Other chicken recipes from Southern India include coconut chicken and chicken Hyderabadi (a variation on Chettinad chicken, invented by an ancient tribe called the Chettinars who, according to legend, migrated from India to Southeast Asia). Another Northern Indian flourish to Hyderabad cuisine is the passion for the yeast-risen flatbreads cooked in the tandoor oven called naans. The café offers seven; most compelling is the wonderful bullet naan ($1.99), which arrives glistening with oil and paved with minced jalapeños. They make the bread glow green and burn the heck out of your mouth. Named after a town on the Afghan-Pakistan frontier, Peshwari naan comes studded with dried fruit and nuts — you could almost eat it as dessert. Another potential dessert choice is the yogurt-based beverage rose lassi ($2.99), tinted pink with real rosewater. Some will love it. Others, like me, will think it tastes like liquid dishwashing soap.

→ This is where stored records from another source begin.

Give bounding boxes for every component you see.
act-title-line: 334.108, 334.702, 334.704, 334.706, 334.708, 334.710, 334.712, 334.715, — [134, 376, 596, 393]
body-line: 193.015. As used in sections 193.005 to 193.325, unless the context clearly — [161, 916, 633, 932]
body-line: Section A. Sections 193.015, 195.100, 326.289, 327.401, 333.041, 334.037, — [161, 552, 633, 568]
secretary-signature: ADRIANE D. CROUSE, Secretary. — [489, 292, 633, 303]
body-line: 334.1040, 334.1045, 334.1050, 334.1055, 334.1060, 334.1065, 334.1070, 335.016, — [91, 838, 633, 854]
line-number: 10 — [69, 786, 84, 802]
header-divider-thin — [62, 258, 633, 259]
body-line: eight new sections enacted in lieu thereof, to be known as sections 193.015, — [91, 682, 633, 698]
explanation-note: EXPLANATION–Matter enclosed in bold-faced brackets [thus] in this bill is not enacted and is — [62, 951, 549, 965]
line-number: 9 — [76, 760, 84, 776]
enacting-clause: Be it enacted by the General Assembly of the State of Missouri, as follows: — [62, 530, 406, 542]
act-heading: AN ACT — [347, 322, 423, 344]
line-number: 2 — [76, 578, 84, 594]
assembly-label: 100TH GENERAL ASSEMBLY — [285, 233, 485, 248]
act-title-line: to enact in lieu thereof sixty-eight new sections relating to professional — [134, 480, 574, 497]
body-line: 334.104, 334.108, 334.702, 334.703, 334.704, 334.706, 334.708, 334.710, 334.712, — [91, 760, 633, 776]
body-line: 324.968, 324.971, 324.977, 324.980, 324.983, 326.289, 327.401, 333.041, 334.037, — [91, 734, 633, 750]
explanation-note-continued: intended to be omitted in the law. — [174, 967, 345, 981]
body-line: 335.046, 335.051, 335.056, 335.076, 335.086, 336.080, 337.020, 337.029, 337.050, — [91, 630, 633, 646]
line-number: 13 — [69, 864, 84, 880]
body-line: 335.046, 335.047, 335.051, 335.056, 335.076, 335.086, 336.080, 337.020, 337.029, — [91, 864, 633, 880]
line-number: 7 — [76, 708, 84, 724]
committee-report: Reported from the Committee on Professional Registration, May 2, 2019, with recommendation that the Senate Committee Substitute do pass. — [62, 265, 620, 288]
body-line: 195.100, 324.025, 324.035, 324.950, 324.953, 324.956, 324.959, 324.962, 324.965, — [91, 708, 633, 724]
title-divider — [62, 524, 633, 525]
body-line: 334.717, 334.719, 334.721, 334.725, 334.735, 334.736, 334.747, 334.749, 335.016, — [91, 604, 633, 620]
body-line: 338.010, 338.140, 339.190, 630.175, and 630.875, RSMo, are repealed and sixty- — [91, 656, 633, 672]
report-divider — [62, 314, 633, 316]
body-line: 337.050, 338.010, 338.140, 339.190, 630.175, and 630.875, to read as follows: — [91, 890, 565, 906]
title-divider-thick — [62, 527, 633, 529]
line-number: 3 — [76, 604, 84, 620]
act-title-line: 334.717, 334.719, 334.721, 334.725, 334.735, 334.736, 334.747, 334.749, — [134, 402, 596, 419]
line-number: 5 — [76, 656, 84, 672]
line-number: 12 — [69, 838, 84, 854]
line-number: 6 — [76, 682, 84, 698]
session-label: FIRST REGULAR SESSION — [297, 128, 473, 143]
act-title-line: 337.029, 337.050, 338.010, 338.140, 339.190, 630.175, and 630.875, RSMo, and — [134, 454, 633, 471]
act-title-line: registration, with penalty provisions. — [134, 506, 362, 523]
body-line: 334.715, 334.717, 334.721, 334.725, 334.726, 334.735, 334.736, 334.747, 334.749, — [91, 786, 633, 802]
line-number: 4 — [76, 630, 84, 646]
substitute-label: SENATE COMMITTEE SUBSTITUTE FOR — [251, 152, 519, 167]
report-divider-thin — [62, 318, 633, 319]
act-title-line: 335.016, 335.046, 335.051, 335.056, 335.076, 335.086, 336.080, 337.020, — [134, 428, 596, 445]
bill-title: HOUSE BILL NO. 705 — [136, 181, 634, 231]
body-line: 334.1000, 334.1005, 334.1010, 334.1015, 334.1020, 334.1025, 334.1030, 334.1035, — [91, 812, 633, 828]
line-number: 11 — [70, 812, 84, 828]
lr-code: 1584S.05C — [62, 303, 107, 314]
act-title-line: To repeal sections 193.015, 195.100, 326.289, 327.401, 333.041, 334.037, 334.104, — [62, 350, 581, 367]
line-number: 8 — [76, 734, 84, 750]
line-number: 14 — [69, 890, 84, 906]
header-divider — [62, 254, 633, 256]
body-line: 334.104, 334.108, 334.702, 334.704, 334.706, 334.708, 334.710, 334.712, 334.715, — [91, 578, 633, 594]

Cost: Dinner for two, including a vegetable curry, a biryani or southern chicken curry, a naan of your choice, and two beverages, $28.
Sample dishes: Sample dishes: goat biryani, bullet (jalapeno) naan, gobi Manchurian (cauliflower Indian-Chinese style), methi malai mutter (peas flavored with fresh fenugreek).
What to drink: Mango lassi, rose lassi, Indian Thums Up cola, just plain water.
Bonus tip: Looking for just a snack? The chaat section of the menu includes pav bhaji (dinner rolls with a vegetable curry spread), and bhel puri (crunchy lentils and fried noodles with tamarind and cilantro dressings).